Social phobia can be improved or resolved completely by gradually exposing yourself to the situation you have been avoiding, first in imagination and then in real life. Counseling is very helpful with this process. Techniques such as imagery desensitization, and in-vivo exposure are utilized. Assertiveness training is also helpful. Self-esteem issues may need to be addressed as you develop the confidence you need to feel more comfortable in social situations.
Take the short quiz below to determine the extent to which social phobia limits your activities.
Do you avoid certain situations because you're afraid of being embarrassed or negatively evaluated by other people?
If you answered yes, which of the following situations do you avoid because of a fear of feeling embarrassed or humiliated when others are present?
- Sitting in any kind of group (for example, at work, in school classrooms, social organizations, self-help groups)
- Giving a talk or presentation before a small group of people
- Giving a talk or presentation before a large group of people
- Parties and social functions
- Using public restrooms
- Eating in front of others
- Writing or signing your name in the presence of others
- Any situation where you might say something foolish
If you answered yes to several questions, here are some suggestions that may help:
- Join a club or group on campus in which you will share an interest with others - the focus will be on the activity and not on you.
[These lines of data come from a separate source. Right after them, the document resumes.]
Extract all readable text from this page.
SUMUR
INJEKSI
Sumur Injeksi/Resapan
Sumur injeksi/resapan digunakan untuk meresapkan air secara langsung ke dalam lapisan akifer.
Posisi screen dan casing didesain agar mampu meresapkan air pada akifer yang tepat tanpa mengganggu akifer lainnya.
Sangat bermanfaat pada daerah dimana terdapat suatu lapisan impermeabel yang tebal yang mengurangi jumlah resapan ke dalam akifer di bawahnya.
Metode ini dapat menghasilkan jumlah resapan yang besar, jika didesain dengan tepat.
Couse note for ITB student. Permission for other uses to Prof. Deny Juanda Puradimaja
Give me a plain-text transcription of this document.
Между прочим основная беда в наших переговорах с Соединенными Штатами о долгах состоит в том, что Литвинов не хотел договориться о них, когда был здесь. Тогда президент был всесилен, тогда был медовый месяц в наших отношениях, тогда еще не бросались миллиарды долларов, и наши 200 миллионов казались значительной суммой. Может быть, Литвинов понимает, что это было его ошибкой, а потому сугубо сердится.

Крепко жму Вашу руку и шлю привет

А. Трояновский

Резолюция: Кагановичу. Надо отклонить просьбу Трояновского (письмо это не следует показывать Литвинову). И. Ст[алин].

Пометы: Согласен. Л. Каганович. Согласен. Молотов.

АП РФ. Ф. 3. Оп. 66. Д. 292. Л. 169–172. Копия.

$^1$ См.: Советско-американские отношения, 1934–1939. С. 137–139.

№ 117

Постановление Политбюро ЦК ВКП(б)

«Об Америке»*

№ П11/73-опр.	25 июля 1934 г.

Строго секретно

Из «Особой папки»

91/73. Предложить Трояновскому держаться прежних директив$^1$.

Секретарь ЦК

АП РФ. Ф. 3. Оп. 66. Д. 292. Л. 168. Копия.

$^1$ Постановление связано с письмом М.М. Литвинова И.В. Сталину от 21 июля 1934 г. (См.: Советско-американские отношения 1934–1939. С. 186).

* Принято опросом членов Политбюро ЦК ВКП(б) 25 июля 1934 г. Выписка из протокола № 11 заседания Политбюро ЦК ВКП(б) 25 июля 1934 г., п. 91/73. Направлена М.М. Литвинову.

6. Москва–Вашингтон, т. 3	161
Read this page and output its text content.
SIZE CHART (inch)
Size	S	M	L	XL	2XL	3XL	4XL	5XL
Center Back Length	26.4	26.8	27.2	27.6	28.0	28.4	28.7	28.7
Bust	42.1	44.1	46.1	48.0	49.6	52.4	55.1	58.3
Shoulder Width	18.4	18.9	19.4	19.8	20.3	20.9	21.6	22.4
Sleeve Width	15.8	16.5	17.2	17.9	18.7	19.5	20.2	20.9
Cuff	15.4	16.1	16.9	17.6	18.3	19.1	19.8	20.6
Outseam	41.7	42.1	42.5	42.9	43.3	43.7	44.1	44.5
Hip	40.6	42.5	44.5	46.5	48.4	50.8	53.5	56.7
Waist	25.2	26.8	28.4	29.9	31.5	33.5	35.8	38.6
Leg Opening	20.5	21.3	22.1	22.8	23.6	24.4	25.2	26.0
Use your enthusiasm about the activity to carry you through anxious moments.
- Feel and look friendly. Smile as you walk around campus, work on maintaining eye contact, look up, not down. You will look like a fun person to meet.
- Look for someone sitting alone in the dining hall, coffee house or other hangout spot; introduce yourself. Some ways to start conversations include asking about an individual's opinion or advice, carrying the campus newspaper and asking about a specific event or paying a compliment.
- Sit beside and introduce yourself to someone in your class whom you do not know; ask for clarification of a class assignment, their opinion about study strategies or other issues relevant to the course. Later you can call them for clarification or advice.
- Keeping the focus on the other person may help to open them up to the possibility of becoming friends with you. Its fun to have somebody ask questions and be able to talk about yourself. Ask about that individuals interests, needs, problems and opinions.
- When building a relationship, remember that positive feedback is very reinforcing. If you appear friendly and show your sense of humor, it will feel positive to be around you.
- Share things about yourself, but don't come on too strong in your opinions or comments at this stage. You might scare away a potential friend.
- Good conversations begin with listening to the others contribution and then responding appropriately; don't monopolize the conversation.
- Practice starting conversations with individuals whom you don't know in low risk situations such as the line at the movies, in the grocery store.